People have spoken more eloquently about this than I can here (ya know, guys like Noah Brier and Jakob Nielsen). But I do feel like I captured my industry-wide frustration with banner ads with the graphic above. Birth control is effective 99% of the time, when used effectively correctly, at preventing pregnancy. And “standard” display ads average about a 1% click-through rate, if you’re feeling particularly generous about rounding.

Now, before you start trying to shoot holes in this argument, understand that I know that not all banners are designed to get someone to click. And certainly, if the ROI on a click is high enough, then a 1% click-through rate might make sense.

I just think we can do better. Don’t you think?

EDIT: Per my buddy Don’s recommendation, I changed “effectively” to “correctly”. Duh.

The 39 Second Single

39 Second Single

If you’ve not seen the 39 Second Single, you must immediately go to and watch the six available episodes. They’re brilliant. They’re short. They’re the future of TV, or rather, disposable entertainment.
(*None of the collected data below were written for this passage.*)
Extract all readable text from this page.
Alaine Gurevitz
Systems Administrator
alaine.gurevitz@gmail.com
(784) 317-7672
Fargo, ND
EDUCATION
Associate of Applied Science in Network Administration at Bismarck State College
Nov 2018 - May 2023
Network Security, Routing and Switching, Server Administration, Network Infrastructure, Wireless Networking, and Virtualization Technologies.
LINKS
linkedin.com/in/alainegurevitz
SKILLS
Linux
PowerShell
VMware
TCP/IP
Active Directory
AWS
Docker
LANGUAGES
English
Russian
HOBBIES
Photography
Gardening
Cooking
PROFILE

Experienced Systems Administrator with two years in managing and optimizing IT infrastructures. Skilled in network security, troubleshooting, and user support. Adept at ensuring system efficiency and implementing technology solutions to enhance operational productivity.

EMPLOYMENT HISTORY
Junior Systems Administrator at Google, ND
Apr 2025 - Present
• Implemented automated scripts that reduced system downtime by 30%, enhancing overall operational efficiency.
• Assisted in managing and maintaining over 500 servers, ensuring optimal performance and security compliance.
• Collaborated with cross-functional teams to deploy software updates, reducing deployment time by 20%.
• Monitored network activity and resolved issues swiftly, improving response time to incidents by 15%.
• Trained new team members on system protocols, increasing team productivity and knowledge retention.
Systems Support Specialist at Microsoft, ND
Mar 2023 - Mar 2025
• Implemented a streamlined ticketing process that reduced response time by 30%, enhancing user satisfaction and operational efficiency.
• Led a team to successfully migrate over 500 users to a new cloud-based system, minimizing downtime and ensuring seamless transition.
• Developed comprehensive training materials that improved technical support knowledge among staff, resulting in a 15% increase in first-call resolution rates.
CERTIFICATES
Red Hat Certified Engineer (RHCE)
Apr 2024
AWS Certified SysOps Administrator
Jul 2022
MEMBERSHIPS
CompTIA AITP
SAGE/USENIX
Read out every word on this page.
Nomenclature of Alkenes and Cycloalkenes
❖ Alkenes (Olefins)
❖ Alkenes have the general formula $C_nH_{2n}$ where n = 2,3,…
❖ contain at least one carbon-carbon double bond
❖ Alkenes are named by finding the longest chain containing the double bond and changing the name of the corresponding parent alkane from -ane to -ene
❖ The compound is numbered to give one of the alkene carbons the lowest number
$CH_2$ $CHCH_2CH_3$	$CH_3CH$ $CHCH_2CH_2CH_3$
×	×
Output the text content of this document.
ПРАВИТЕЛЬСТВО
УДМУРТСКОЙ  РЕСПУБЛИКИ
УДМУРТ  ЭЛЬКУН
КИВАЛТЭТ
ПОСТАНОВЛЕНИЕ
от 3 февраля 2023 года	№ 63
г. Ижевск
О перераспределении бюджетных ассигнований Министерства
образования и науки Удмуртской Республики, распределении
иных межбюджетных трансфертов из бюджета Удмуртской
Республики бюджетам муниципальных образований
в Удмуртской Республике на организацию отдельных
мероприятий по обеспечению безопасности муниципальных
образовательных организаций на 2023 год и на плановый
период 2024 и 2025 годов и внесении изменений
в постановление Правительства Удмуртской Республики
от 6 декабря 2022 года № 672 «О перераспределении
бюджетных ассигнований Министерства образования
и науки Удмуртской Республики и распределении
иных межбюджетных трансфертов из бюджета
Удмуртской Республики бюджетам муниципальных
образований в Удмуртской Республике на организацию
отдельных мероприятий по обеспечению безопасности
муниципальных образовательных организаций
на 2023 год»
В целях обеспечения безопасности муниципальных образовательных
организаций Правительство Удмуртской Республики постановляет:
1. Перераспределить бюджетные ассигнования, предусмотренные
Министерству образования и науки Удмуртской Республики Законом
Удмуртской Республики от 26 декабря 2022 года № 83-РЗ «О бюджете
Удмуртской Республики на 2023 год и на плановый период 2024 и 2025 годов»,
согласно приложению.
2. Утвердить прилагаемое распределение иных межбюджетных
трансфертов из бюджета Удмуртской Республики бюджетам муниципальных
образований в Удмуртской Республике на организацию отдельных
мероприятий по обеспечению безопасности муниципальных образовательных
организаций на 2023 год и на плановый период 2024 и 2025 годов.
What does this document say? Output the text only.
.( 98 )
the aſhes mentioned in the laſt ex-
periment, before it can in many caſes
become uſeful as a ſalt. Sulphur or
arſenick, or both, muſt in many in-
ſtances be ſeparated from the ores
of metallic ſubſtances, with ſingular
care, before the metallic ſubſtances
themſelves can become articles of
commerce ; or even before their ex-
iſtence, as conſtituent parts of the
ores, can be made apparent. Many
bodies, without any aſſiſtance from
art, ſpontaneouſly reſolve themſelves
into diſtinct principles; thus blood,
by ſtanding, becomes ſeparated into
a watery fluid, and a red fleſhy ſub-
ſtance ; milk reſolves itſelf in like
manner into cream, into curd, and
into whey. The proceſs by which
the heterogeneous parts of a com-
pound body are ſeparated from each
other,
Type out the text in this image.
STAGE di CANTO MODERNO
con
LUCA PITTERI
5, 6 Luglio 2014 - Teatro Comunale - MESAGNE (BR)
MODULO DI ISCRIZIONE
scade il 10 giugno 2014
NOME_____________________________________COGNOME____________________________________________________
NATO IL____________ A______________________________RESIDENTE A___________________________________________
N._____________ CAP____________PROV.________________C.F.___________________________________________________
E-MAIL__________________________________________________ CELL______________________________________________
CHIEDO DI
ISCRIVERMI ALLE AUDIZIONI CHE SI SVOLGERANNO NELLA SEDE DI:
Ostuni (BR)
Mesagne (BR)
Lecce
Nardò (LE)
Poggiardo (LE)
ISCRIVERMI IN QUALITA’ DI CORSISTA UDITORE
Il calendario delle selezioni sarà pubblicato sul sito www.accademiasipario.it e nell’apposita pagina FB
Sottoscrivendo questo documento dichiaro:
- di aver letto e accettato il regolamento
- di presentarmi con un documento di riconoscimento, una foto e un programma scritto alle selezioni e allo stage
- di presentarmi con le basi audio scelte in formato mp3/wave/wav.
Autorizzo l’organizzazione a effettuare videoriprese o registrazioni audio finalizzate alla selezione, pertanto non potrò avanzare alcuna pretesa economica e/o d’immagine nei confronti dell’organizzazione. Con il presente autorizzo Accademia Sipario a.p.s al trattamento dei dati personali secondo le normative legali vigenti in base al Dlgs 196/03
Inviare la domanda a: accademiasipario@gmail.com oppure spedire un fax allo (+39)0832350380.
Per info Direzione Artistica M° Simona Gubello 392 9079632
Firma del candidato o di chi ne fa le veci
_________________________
Don’t get me wrong. I don’t mean disposable as in inconsequential. I mean that these aren’t going to DVD anytime soon, at least not without a movie deal. The first episode is the best, which is obviously pretty important for an online series. But now I’m hooked and the subsequent episodes are like onlinevideocrack-hits. Feel free to quote me on “onlinevideocrack”.

But really, if there were more online video series of this quality, why would you need the network/cable junk? True, there are some gems out there in the 30-minute/hour sitcom/drama format, but by and large, it’s crap. Emeril, for all his success, would be much more tolerable in 2-5 minute bits. Existing ‘legacy’ media formats are dying. My dad is almost sixty, for crissakes, and ALL HE DOES IS READ BLOGS. It was the weirdest sensation when I was home a couple weeks back. There’s my dad, be-robed, sitting in the living room with a cup of coffee and the glow of his widescreen HP laptop. He knows every Windows shortcut, and I think the biggest problem in his life is that there’s no “minimize” keystroke.

On a related note, did you notice that both 24 and American Idol are planning 4-hour season premieres? That seems crazy to me. Weren’t attention spans supposed to be dwindling?

By the way, middle-fi blogs are still fun.